Define a qualified lead together, in writing
Most marketing-sales conflict dissolves the moment both sides agree on what a good lead even is. If marketing thinks a downloaded guide is a lead and sales thinks only a booked call counts, every handoff is a disappointment by definition. Write it down. A qualified lead for a 50-person manufacturer might be: a buyer at a company with more than 20 employees, in the service area, who requested a quote. Anything fuzzier than that guarantees the fight continues.
Marketing should hear the sales calls
The single highest-return habit I have seen is putting the content writer on three sales calls a month. The objections salespeople hear every day are the exact questions your decision-stage content should answer. The language buyers use is the language your pages should rank for. A marketing team that never listens to a sales call is writing for an imagined customer instead of the real one.
One agency client started recording discovery calls and pulling the five most common objections into an FAQ section and a comparison page. Those two pages became the most-visited pages before a quote request, because sales started sending them proactively. Content stopped being a marketing artifact and became a sales tool.

Close the loop on what happened to the lead
Marketing usually has no idea which leads closed because the CRM data never makes it back upstream. Without that loop, marketing optimizes for volume because volume is all it can see. Feed closed-won and closed-lost data back to marketing monthly, broken down by source. Suddenly the channel that produced 40 cheap leads that all went nowhere looks very different from the channel that produced https://troyvqtw447.iamarrows.com/owned-traffic-compounds-and-rented-traffic-evaporates-the-case-for-patience 10 that closed.
One number both teams own
Give both functions a shared metric, like qualified pipeline created, instead of separate metrics that let each side win while the company loses. When marketing\'s bonus depends on pipeline that sales accepts, marketing stops chasing vanity leads.
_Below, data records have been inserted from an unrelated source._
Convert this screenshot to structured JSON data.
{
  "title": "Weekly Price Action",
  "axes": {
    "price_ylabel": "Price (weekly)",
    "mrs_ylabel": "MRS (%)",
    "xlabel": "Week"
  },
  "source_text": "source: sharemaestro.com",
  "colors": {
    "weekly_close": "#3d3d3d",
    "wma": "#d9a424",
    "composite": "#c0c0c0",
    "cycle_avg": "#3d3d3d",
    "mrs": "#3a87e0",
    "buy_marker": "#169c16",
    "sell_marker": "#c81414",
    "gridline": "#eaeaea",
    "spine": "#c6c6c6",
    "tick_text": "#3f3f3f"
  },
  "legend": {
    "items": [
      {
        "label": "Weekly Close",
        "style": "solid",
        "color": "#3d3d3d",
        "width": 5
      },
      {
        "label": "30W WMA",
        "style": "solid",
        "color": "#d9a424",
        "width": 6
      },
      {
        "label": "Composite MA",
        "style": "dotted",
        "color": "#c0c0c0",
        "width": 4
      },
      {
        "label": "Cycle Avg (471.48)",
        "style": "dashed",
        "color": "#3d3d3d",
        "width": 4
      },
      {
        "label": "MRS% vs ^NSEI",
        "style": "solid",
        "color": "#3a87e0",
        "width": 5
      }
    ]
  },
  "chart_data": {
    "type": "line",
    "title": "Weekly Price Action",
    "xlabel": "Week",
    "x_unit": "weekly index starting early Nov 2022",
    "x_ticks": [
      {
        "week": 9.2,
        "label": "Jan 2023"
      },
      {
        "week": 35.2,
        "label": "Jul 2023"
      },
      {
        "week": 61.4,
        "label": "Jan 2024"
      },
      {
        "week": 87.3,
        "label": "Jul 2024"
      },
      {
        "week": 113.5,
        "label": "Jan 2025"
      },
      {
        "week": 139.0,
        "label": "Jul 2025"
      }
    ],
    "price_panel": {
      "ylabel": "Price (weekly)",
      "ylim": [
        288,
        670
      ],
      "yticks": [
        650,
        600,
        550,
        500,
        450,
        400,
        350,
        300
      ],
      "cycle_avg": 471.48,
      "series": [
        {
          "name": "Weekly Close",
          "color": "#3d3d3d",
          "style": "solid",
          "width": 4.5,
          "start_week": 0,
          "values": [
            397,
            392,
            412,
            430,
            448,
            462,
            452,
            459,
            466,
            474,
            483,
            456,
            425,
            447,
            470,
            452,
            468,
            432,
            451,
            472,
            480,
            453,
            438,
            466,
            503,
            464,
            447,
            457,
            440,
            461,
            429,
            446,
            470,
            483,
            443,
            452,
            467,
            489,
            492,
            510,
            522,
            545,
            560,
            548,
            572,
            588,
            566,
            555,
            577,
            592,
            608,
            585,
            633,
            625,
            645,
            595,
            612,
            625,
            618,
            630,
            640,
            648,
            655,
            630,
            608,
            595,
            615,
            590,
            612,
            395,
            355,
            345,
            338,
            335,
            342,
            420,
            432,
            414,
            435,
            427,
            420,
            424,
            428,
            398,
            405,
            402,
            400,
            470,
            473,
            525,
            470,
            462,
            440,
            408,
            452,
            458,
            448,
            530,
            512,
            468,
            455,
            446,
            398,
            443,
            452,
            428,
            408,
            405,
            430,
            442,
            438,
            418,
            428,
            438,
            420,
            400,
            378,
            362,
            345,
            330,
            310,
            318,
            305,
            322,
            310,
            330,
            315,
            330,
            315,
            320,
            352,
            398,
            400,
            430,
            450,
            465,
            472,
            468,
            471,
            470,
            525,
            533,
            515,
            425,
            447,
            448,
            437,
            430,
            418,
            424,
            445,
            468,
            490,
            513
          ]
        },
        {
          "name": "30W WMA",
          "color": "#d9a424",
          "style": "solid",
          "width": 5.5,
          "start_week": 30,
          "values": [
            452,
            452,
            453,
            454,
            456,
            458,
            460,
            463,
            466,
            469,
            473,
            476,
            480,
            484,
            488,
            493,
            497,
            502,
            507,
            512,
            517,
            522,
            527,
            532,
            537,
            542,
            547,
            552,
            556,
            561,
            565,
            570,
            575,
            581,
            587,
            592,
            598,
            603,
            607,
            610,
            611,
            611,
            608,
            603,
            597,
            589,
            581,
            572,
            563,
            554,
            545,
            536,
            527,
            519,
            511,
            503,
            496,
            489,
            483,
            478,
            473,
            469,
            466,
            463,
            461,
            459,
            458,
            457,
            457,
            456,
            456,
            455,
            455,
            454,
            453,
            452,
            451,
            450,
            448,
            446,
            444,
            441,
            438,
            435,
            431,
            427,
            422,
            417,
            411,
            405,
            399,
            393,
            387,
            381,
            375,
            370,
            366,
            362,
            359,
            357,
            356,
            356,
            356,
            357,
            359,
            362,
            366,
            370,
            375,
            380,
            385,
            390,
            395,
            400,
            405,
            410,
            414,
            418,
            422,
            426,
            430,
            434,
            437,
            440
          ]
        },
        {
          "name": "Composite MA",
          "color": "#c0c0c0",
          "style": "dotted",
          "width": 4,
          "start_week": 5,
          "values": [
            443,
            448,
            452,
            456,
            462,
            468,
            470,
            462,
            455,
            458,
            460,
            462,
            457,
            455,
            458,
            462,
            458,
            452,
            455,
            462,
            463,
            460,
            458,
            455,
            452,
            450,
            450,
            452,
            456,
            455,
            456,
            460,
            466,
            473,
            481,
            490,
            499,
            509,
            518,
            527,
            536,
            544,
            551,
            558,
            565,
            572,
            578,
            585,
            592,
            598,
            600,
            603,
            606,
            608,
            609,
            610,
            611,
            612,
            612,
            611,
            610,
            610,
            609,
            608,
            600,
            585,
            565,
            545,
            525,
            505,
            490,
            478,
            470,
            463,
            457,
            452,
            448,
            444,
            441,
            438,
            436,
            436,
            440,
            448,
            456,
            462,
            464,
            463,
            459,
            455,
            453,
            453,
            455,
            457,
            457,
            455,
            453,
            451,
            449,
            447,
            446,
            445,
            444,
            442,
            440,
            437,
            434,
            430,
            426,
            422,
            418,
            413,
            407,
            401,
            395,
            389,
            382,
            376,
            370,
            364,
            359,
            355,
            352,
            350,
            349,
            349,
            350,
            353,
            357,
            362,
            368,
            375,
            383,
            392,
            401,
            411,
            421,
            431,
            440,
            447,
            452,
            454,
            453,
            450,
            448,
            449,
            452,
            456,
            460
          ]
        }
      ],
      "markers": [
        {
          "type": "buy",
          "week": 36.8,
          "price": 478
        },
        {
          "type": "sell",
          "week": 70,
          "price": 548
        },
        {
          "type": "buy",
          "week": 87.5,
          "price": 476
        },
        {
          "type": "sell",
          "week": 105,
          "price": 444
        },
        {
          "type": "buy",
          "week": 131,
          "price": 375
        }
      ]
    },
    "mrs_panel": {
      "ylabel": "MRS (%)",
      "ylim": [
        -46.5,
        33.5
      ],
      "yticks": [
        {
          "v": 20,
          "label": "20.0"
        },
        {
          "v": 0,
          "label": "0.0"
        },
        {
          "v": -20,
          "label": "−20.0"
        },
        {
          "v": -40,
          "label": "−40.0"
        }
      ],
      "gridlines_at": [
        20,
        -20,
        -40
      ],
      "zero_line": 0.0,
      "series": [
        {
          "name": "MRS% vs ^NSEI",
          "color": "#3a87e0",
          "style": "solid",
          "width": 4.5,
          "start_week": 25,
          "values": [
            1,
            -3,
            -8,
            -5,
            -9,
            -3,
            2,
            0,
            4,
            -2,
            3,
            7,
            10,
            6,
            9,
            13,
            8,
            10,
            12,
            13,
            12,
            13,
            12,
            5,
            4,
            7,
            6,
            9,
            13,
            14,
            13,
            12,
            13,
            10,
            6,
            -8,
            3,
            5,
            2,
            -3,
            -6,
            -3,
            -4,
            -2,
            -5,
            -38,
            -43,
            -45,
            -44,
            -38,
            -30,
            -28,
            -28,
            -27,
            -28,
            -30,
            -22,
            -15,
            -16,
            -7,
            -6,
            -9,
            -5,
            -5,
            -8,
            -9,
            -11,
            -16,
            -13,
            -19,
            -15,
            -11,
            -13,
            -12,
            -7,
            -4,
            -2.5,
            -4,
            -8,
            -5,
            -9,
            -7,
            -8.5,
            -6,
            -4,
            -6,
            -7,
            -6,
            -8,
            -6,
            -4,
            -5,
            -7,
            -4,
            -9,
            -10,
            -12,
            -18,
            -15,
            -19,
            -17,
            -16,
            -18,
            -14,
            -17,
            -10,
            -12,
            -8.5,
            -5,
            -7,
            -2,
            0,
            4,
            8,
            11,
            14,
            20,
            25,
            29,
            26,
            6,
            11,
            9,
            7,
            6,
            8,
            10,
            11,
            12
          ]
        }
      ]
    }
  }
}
When sales has to report why accepted leads stalled, the "leads are bad" reflex gets tested against data.
Alignment is not a kumbaya exercise. It is a shared definition, a shared data loop, and a shared number. Atomic Design builds the content and lead-routing around what the sales team actually hears on calls, so the marketing system feeds the pipeline sales is trying to close rather than a pipeline that only exists in a dashboard. When both sides see the same funnel, the blame mostly stops on its own.